On my kitchen scale, I measured it to be just over 625 grams, which would be approximately equivalent to nearly 1.5 lbs. It does add weight to my gym bag, which can be a bit of an issue sometimes, coming from a commuting student that usually carries a heavy backpack. But the weight also helps prevent the ball from slipping on the floor and it feels solid when you really put pressure into it.
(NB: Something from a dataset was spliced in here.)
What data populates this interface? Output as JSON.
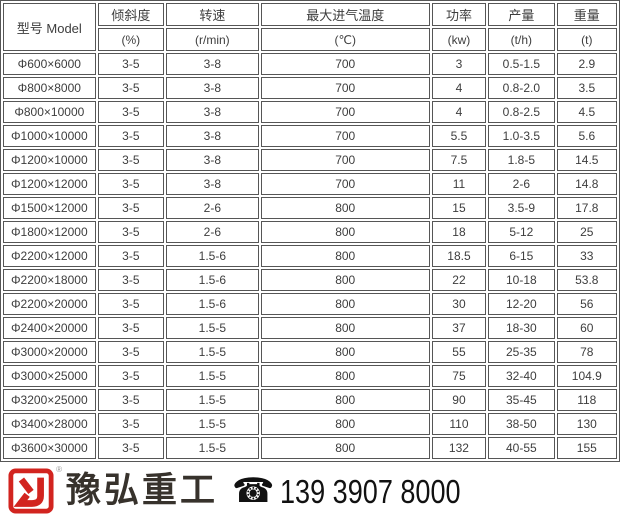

This is probably the greatest feature of the Supernova, akin to the Rumble Roller and its edges compared to conventional smooth foam rollers. This design really allows you to dig into underlying tissues and exert more pressure than other balls. I know it’s all still debatable how effective foam rolling truly is and if you’re actually doing much other than applying pressure and friction on tissue. Maybe I’m not being scientifically correct, but I’d like to believe that it does help with grabbing onto skin, shearing underlying tissues and ultimately getting things to glide better underneath as they should. Plus, it’s really nice to use for your feet as well while working at the desk.

There’s no question about the hefty price, especially once you include shipping and tax (depending on where you live). I’ve had my Supernova for almost a year now and I’ve used it at the gym, at home on wooden flooring and carpet. So far, it’s held up great and I can’t see it really deteriorating much over the next couple of years. I think you definitely get your money’s worth in quality, so durability should be no problem. Some reviews on Rogue’s website comment on some durability issues with the first version of the Supernova, but so far I haven’t had any issues. There may be some signs of wear on some of the edges on the ball, but it still grabs on well and I don’t have any concerns.

I’m in no way affiliated with Rogue or MobilityWod, but I am a big fan of Dr. Kelly Starrett. If you ask yourself whether you really need the Supernova, consider if you’re happy with the tools that you have access to now. If you are satisfied with what you have and with your current recovery after workouts, then no you don’t need to invest in this additional ball. As an athlete myself, it’s hard to turn down “the latest gadget” that will really help take my recovery and thus performance, to the next level. If you’ve had a history of hamstring strains like I have, it may be worth it to consider the Supernova. There’s nothing like it that can get up right near the hamstring origin. Ooooohh man, it’s a winner when it comes to that. I hope this was an insightful review about MobilityWod’s Supernova.

PS. If you’re wondering about what that “Alpha” ball is, in the picture under “SIZE”, it’s from Jill Miller‘s Yoga Tune Up. Her therapy balls have also been a game changer for me and have won the appreciation of some patients that I’ve worked with. I’ll probably include her balls in a future blog post when I comment on my “go-to’s” in my self care / recovery arsenal.